Modern commercial ice cream is made from a mixture of:

  • 10-16% milkfat
  • 9 to 12% milk solids-not-fat: this component, also known as the serum solids, contains the proteins (caseins and whey proteins) and carbohydrates (lactose) found in milk
  • 12 to * 16% sweeteners: usually a combination of sucrose and glucose-based corn syrup sweeteners
  • 0.2 to 0.5% stabilizers and emulsifiers
  • 55% to 64% water which comes from the milk or other ingredients

These ingredients make up the solid part of the ice cream, but only 50% of the final volume, the remainder being air incorporated during the whipping process.

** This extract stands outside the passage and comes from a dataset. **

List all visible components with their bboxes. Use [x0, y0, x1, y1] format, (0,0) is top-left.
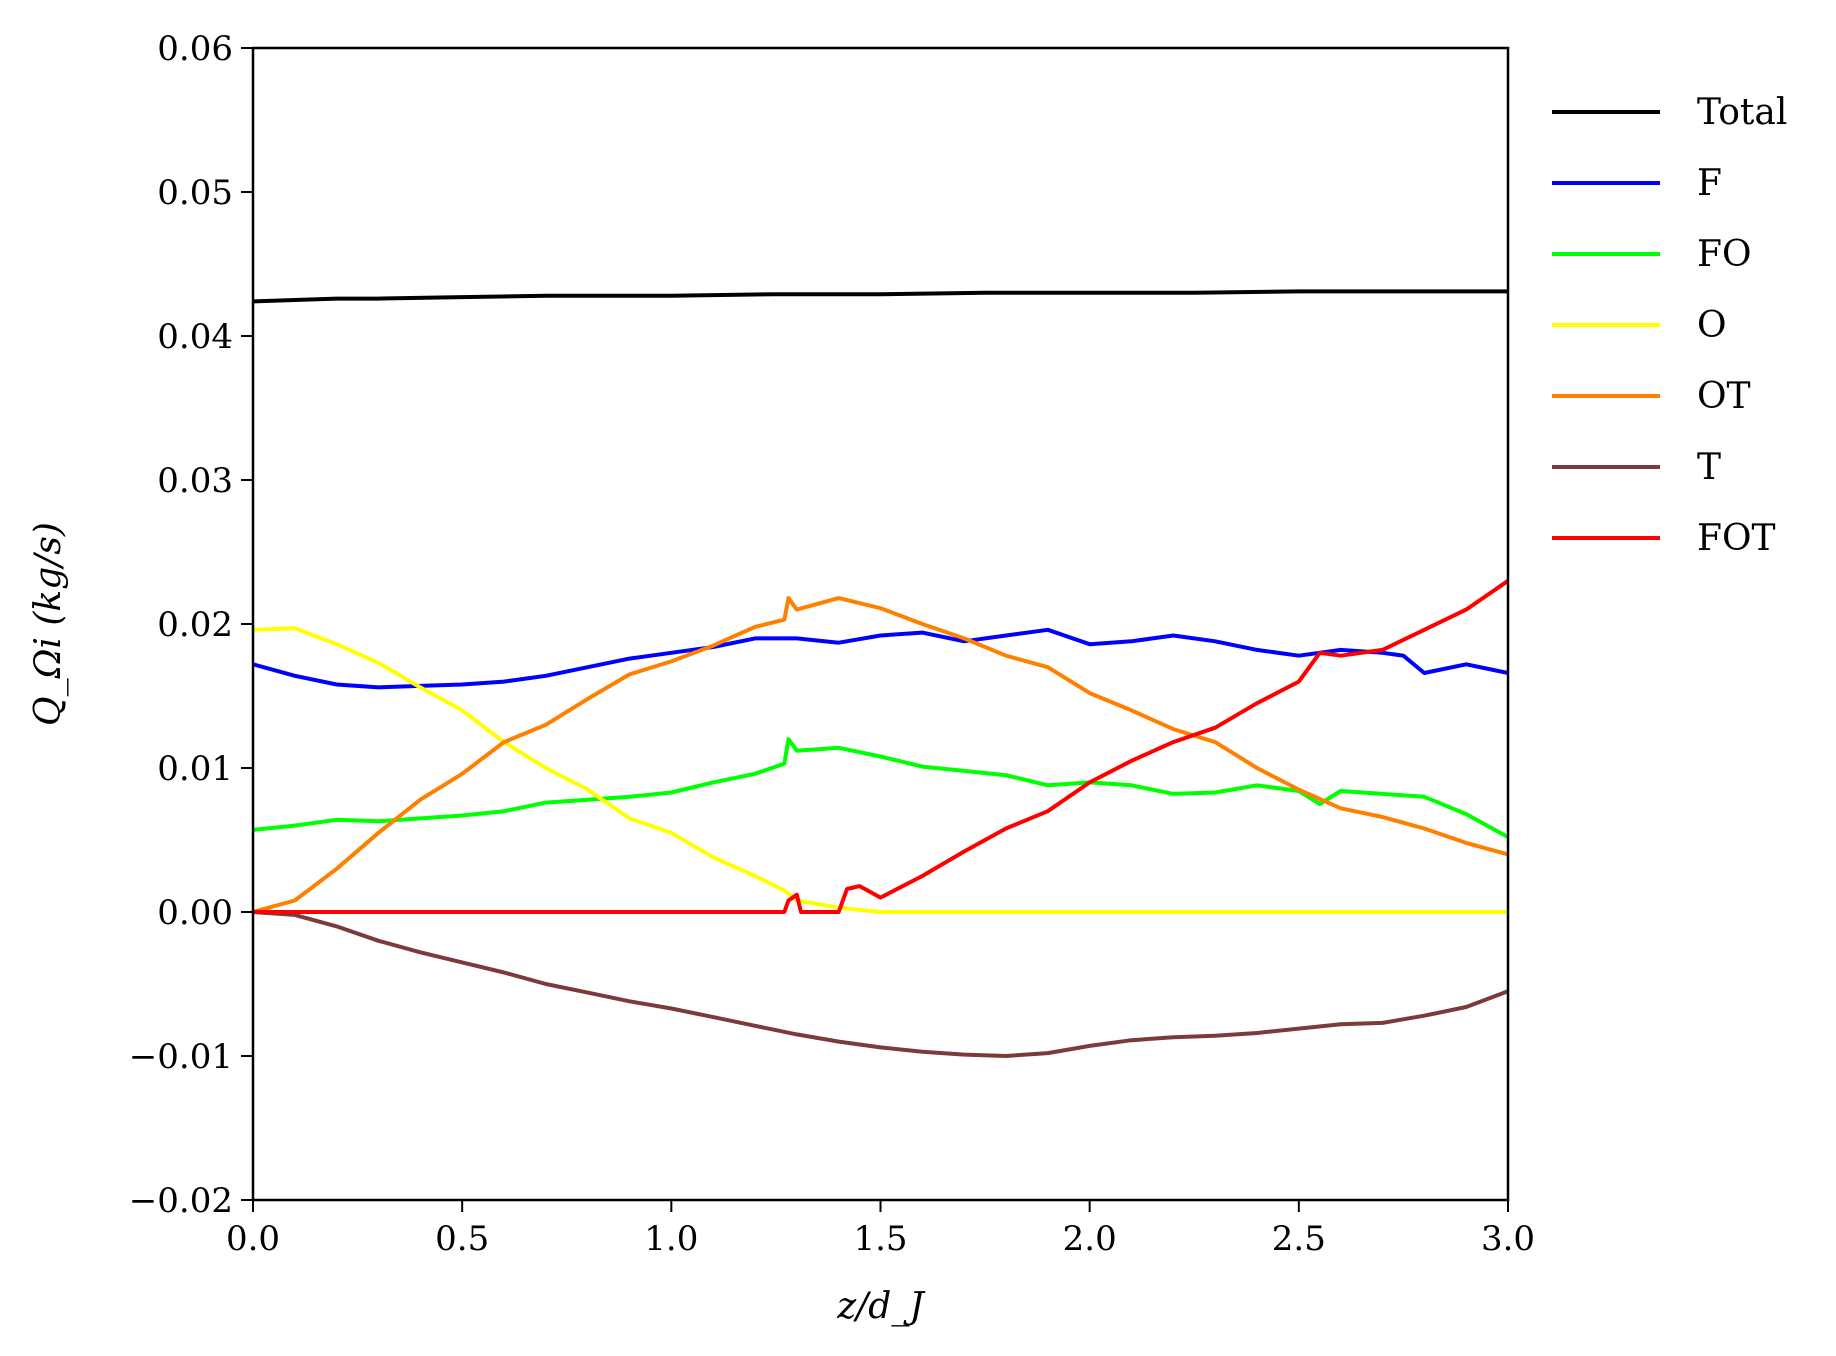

There are several popular legends surrounding the discovery of ice cream. Marco Polo supposedly saw ice cream being made on his trip to China, bringing the recipe home to Italy with him on his return. From there, Catherine de'Medici's Italian chefs are said to have carried the recipe to France when she went there in 1533 to marry the Duc d'Orleans. Charles I was supposedly so impressed by the 'frozen snow' that he offered his own ice-cream maker a lifetime pension in return for keeping the formula secret, so that ice cream could be a royal perogative. There is however, no historical evidence to support this fable, which first appeared during the 19th Century and was probably created by imaginative icecream vendors. Icecream most likely DID originate in China, but it is unknown how and when the idea made its way into the Western world.

The making of icecream was originally an extremely laborious process. It was made by hand in a large bowl surrounded by packed ice. The hand-cranked churn was invented in 1846, making production simpler, and the world's first commercial icecream factory opened in Baltimore, Maryland in 1851. The continuous process freezer was perfected in 1926, allowing commercial mass-production of icecream and the birth of the modern icecream industry.